Schließlich würde es kaum möglich sein, dass Orome jemals weniger königlich aussah.
Nicht einmal der unvorteilhafte Haarschnitt hatte seinem Äußeren geschadet.
Die schmale Augenbraue skeptisch gehoben, begegnete Lian dem Blick seiner Schwester. Schwester...das Wort war noch immer fremdartig auf seiner Zunge, sperrig in seinen Gedanken und schwer als Gefühl im Kopf.
"Ada, dein Raubtierblick verstört mich bis ins Mark.", entgegnete er nur zur Hälfte Spaßhaft, schenkte ihr ein freches Lächeln. "Und ich sehe nicht aus wie ein Bauer! Ich bevorzuge nur lange Samtmäntel."
"Und ich bin gleichermaßen kein Raubtier", erwiderte Adastreia neckisch. "Nur eine Bewunderin raubtierhafter Eleganz."
Ein paar Bewegungen Garalends lenkten ihre Aufmerksamkeit wieder auf den Schneider und sie begann, lebhaft mit ihm über die mögliche Beschaffenheit des Kragens zu diskutieren.

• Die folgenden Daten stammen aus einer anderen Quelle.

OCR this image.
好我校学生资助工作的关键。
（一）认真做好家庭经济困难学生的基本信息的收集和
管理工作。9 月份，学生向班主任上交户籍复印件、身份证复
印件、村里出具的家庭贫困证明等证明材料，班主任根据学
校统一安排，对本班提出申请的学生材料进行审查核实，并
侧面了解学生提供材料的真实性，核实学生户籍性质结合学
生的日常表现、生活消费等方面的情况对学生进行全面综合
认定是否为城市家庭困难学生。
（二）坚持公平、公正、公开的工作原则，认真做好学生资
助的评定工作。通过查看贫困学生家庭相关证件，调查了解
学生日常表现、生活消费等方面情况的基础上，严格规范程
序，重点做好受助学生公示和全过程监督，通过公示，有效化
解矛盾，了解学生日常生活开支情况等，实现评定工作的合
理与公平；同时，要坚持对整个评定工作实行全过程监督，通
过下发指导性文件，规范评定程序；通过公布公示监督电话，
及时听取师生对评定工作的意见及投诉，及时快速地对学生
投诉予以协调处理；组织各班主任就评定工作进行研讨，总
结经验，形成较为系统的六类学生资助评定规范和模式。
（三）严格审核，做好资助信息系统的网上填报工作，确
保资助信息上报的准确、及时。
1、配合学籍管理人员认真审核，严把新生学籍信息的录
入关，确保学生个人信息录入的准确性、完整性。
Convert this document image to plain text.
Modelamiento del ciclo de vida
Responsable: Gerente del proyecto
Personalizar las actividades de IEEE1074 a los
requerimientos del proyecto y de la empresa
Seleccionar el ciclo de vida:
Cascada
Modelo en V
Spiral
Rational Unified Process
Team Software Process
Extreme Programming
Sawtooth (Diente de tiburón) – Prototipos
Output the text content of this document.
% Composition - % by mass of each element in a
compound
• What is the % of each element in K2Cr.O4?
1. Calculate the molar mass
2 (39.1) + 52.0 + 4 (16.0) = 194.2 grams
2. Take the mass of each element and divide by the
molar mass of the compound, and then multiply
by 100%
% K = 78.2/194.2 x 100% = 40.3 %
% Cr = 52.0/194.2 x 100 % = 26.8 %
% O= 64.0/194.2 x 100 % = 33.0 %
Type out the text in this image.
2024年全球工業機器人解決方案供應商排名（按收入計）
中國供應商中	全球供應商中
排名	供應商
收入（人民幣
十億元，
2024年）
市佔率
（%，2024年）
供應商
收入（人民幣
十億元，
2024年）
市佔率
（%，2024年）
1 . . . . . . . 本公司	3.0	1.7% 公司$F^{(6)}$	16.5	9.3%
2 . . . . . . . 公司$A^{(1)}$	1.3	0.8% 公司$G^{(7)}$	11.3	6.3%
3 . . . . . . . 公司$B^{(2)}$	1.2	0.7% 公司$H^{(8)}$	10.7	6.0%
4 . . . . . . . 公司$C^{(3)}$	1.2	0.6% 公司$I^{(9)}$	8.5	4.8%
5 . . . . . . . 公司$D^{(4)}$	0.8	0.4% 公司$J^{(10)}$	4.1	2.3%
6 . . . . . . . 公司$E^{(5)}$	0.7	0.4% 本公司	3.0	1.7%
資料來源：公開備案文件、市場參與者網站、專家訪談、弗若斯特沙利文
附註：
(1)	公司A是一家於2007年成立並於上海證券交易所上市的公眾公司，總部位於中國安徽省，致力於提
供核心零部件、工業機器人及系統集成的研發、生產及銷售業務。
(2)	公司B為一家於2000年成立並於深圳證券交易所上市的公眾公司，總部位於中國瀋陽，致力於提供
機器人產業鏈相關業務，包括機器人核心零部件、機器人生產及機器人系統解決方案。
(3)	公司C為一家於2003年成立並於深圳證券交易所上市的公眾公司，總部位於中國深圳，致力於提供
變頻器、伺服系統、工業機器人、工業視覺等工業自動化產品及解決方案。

Nur am Rande nahm sie wahr, wie es an der Tür klopfte und die Stimme des jungen Hausarztes hinter ihr sagte:
"Auf ein Wort, Lord Orome."
Garalend steckte den neuen Stoff erst mit Stecknadeln fest, ehe er begann, überraschend energisch, sich vor der Kristallelbin zu rechtfertigen. Er erklärte, mit schwindender Geduld seine Wahl.
Kopfschüttelnd wandte Lian sich ab, unterdrückte den Kommentar, der spöttisch auf seiner Zunge lauerte. Stattdessen lenkte er seinen Blick auf einen wesentlich angenehmeren Anblick.
"Wie kann ich helfen?"
"Ich habe ein paar Dinge aufgeschrieben", erklärte Nathaniel, reichte Lian eine Liste und wischte sich durchs schwarze Haar. "Sie könnten dem Vater Eurer werten Braut von Nutzen sein und ihm helfen, über längere Zeit gesund zu bleiben."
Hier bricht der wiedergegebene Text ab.